There were a several very apparent and intriguing deviations from Euripides' original that Clarke introduced in his adaptation. The first was the use of Poseidon as a moving stage prop, if you will, during the entire performance. In the original play, Poseidon provides an introduction and tells the audience about his founding of Troy, helping to build the city, and his rage that the other gods and goddesses have all conspired against him to bring the city down. That was done here as well, but then Poseidon kind of lurks in the background, with an arm stretched out toward whichever woman happened to be speaking at the time. It almost seemed to make Poseidon appear impotent and incapable of doing anything--and maybe that it is precisely what Clarke was striving for here. Another deviation was that instead of Andromache giving up her son, Astyanax, to Talthybius (the Greek envoy, or Herald) to be hurled to his death from the walls, she smothers the infant to her breast and gives the little corpse to the Greeks to 'save' him from being killed at the hands of the Greeks. Hmm, I need to think on this for a while, maybe it worked, but maybe it didn't. Finally, Clarke's adaptation also included a role for Odysseus, who makes an entrance toward the end of the play, and makes pronouncements on behalf of the Greek commanders and kind of tidily wraps everything up. All in all, I think that this worked well, and reinforced the kind of casual and impersonal way that the Greeks approached the sack of Troy and enslavement of the women.

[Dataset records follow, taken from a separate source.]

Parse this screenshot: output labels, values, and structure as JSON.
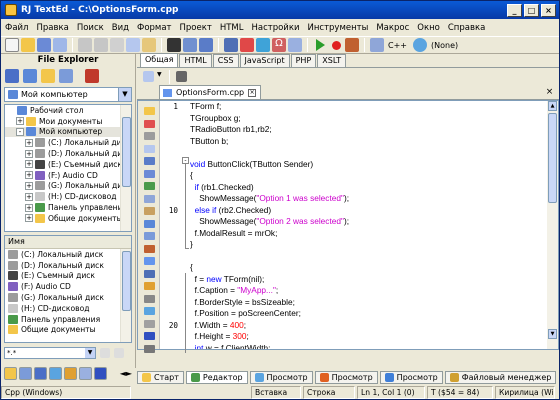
{
  "title": "RJ TextEd - C:\\OptionsForm.cpp",
  "menu": [
    "Файл",
    "Правка",
    "Поиск",
    "Вид",
    "Формат",
    "Проект",
    "HTML",
    "Настройки",
    "Инструменты",
    "Макрос",
    "Окно",
    "Справка"
  ],
  "toolbar": {
    "lang": "C++",
    "encoding": "(None)"
  },
  "file_explorer": {
    "title": "File Explorer",
    "location": "Мой компьютер",
    "tree": [
      {
        "label": "Рабочий стол",
        "level": 0,
        "exp": ""
      },
      {
        "label": "Мои документы",
        "level": 1,
        "exp": "+"
      },
      {
        "label": "Мой компьютер",
        "level": 1,
        "exp": "-"
      },
      {
        "label": "(C:) Локальный диск",
        "level": 2,
        "exp": "+"
      },
      {
        "label": "(D:) Локальный диск",
        "level": 2,
        "exp": "+"
      },
      {
        "label": "(E:) Съемный диск",
        "level": 2,
        "exp": "+"
      },
      {
        "label": "(F:) Audio CD",
        "level": 2,
        "exp": "+"
      },
      {
        "label": "(G:) Локальный диск",
        "level": 2,
        "exp": "+"
      },
      {
        "label": "(H:) CD-дисковод",
        "level": 2,
        "exp": "+"
      },
      {
        "label": "Панель управления",
        "level": 2,
        "exp": "+"
      },
      {
        "label": "Общие документы",
        "level": 2,
        "exp": "+"
      }
    ],
    "list_header": "Имя",
    "list": [
      "(C:) Локальный диск",
      "(D:) Локальный диск",
      "(E:) Съемный диск",
      "(F:) Audio CD",
      "(G:) Локальный диск",
      "(H:) CD-дисковод",
      "Панель управления",
      "Общие документы"
    ],
    "filter": "*.*"
  },
  "format_tabs": [
    "Общая",
    "HTML",
    "CSS",
    "JavaScript",
    "PHP",
    "XSLT"
  ],
  "doc_tab": "OptionsForm.cpp",
  "line_numbers": [
    "1",
    "",
    "",
    "",
    "",
    "",
    "",
    "",
    "",
    "10",
    "",
    "",
    "",
    "",
    "",
    "",
    "",
    "",
    "",
    "20",
    "",
    "",
    "",
    ""
  ],
  "code_lines": [
    [
      [
        "blk",
        "TForm f;"
      ]
    ],
    [
      [
        "blk",
        "TGroupbox g;"
      ]
    ],
    [
      [
        "blk",
        "TRadioButton rb1,rb2;"
      ]
    ],
    [
      [
        "blk",
        "TButton b;"
      ]
    ],
    [
      [
        "blk",
        ""
      ]
    ],
    [
      [
        "kw",
        "void "
      ],
      [
        "blk",
        "ButtonClick(TButton Sender)"
      ]
    ],
    [
      [
        "blk",
        "{"
      ]
    ],
    [
      [
        "blk",
        "  "
      ],
      [
        "kw",
        "if "
      ],
      [
        "blk",
        "(rb1.Checked)"
      ]
    ],
    [
      [
        "blk",
        "    ShowMessage("
      ],
      [
        "str",
        "\"Option 1 was selected\""
      ],
      [
        "blk",
        ");"
      ]
    ],
    [
      [
        "blk",
        "  "
      ],
      [
        "kw",
        "else if "
      ],
      [
        "blk",
        "(rb2.Checked)"
      ]
    ],
    [
      [
        "blk",
        "    ShowMessage("
      ],
      [
        "str",
        "\"Option 2 was selected\""
      ],
      [
        "blk",
        ");"
      ]
    ],
    [
      [
        "blk",
        "  f.ModalResult = mrOk;"
      ]
    ],
    [
      [
        "blk",
        "}"
      ]
    ],
    [
      [
        "blk",
        ""
      ]
    ],
    [
      [
        "blk",
        "{"
      ]
    ],
    [
      [
        "blk",
        "  f = "
      ],
      [
        "kw",
        "new "
      ],
      [
        "blk",
        "TForm(nil);"
      ]
    ],
    [
      [
        "blk",
        "  f.Caption = "
      ],
      [
        "str",
        "\"MyApp...\""
      ],
      [
        "blk",
        ";"
      ]
    ],
    [
      [
        "blk",
        "  f.BorderStyle = bsSizeable;"
      ]
    ],
    [
      [
        "blk",
        "  f.Position = poScreenCenter;"
      ]
    ],
    [
      [
        "blk",
        "  f.Width = "
      ],
      [
        "num",
        "400"
      ],
      [
        "blk",
        ";"
      ]
    ],
    [
      [
        "blk",
        "  f.Height = "
      ],
      [
        "num",
        "300"
      ],
      [
        "blk",
        ";"
      ]
    ],
    [
      [
        "kw",
        "  int "
      ],
      [
        "blk",
        "w = f.ClientWidth;"
      ]
    ],
    [
      [
        "kw",
        "  int "
      ],
      [
        "blk",
        "h = f.ClientHeight;"
      ]
    ],
    [
      [
        "blk",
        ""
      ]
    ]
  ],
  "bottom_tabs": [
    "Старт",
    "Редактор",
    "Просмотр",
    "Просмотр",
    "Просмотр",
    "Файловый менеджер"
  ],
  "status": {
    "lang": "Cpp (Windows)",
    "mode": "Вставка",
    "line": "Строка",
    "pos": "Ln 1, Col 1 (0)",
    "char": "T ($54 = 84)",
    "enc": "Кирилица (Wi"
  },
  "colors": {
    "keyword": "#0000ff",
    "string": "#cc00cc",
    "number": "#ff0000",
    "title": "#0a5ad6"
  }
}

Both, Susan, and I unhesitatingly gave this performance 4 out of 5 stars. The acting was very, very good. Jocelyn Clarke's adaptation was bold and audacious, and I think mates up well with Euripides' original. The costuming was magnificent too; with the women in simple white gowns or robes, the Greek herald Talthybius is a black uniform like that of a SWAT policeman, and Menelaus and Odysseus in crisp, neatly tailored suits. The staging of the play on the portico of the Getty Villa and on the slate stage of the amphitheater was just exquisite and just added ever so much to our overall experience. While this play was written by Euripides in 415 B.C., and may have been written as a protest against Athenian militarism and hegemony during the Peloponnesian War, it still comes across as one of the great anti-war statements of all time. If you have the chance to see any production of Euripides' Trojan Women, I highly recommend that you avail yourself of the opportunity.